Avez-vous un accord mets-vins favori avec vos vins ?

Je dois dire que j’ai totalement changé de point de vue depuis deux ans en ce qui concerne notre grand vin liquoreux. J’étais influencé par les avis communément admis (foie gras et dessert) et j’ai découvert que ce vin peut accompagner presque tous les mets… des plats très simples comme un poulet rôti, des cuisines du monde comme la cuisine asiatique, en apéritif, tout seul... Comme je dis souvent, c’est un cocktail à lui tout seul, car il est composé d’alcool, de sucre et de fruits. Personnellement, il m’arrive de l’apprécier tout simplement en guise de dessert avec un bon cigare…

Nos vins blancs secs s’accommodent aussi très bien avec de nombreux mets. On peut aisément apprécier Petite Lily bien frais à l’apéritif ou sur une planche de charcuterie, Asphodèle au bout de deux à trois ans sur une cuisine asiatique épicée et Lilium sur un beau poisson.

N’oublions pas aussi que nous avons tous un palais différent et n’avons pas la même appréciation d’un même vin, et encore moins d’un accord avec un met. Le plus important pour moi est de sortir des schémas préconçus et de laisser libre court aux dégustations sur tous types de mets. On est toujours surpris de voir que les accords heureux sont très nombreux !

Y a-t-il encore un vin qui figure sur votre liste et que vous aimeriez boire un jour ?

Un grand vin blanc sec de Climens de vingt à trente ans d’âge.
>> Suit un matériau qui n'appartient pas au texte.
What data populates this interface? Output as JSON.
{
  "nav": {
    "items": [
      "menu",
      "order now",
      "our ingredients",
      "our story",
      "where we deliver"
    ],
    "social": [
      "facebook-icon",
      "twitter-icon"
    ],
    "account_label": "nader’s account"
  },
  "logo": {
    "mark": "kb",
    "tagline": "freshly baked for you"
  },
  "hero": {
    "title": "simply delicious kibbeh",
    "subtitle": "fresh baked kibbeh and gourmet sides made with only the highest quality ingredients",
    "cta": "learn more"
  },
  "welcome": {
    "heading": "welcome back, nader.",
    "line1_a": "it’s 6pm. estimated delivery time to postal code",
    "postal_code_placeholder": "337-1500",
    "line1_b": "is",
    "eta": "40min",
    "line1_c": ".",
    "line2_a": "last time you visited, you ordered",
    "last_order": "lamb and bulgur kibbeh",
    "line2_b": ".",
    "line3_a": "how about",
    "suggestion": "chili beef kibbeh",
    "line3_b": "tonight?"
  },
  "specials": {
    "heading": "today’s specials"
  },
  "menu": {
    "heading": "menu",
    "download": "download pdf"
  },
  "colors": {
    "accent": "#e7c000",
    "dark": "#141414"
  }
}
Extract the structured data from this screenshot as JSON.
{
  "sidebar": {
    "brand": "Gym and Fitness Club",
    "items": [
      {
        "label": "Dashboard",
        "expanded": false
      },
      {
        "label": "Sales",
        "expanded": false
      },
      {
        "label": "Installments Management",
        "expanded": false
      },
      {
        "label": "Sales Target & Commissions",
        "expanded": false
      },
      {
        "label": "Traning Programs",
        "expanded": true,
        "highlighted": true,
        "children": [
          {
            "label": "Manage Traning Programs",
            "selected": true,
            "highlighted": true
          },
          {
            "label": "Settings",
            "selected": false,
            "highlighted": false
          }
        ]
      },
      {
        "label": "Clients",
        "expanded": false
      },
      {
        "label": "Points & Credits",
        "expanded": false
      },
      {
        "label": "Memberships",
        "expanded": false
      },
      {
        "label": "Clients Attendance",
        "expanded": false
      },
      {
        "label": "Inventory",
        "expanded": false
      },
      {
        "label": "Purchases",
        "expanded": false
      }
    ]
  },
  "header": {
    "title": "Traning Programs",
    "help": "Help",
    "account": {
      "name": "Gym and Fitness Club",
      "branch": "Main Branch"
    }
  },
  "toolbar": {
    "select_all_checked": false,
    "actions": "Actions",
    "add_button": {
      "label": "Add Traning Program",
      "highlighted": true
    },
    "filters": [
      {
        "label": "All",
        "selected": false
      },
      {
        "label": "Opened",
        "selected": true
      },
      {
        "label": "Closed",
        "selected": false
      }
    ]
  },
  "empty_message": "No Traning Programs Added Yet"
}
J’espère arriver à cette expérience !

Enfin, pouvez-vous donner à nos lecteurs quelques recommandations de restaurants et de bars à vins pour leur visite à Barsac ?

Le sauternais est riche en matière d’œnotourisme et de bons restaurants. Si vous cherchez l’expérience gastronomique, il y a bien entendu le restaurant Lalique, 2* au guide Michelin, ainsi que le restaurant Darroze, 1* à Langon. Une option moins couteuse, dans la registre bistronomique, est celle du Cercle Guiraud à Sauternes. Pour une formule plus simple, à base de tapas, mais avec de beaux vins conseillés par un vrai amoureux des vins, allez à la Barrique à Langon. Et si vous êtes en petit groupe et cherchez une belle expérience au Château, vous êtes bienvenus à Climens (notre offre est décrite sur www.chateau-climens.com).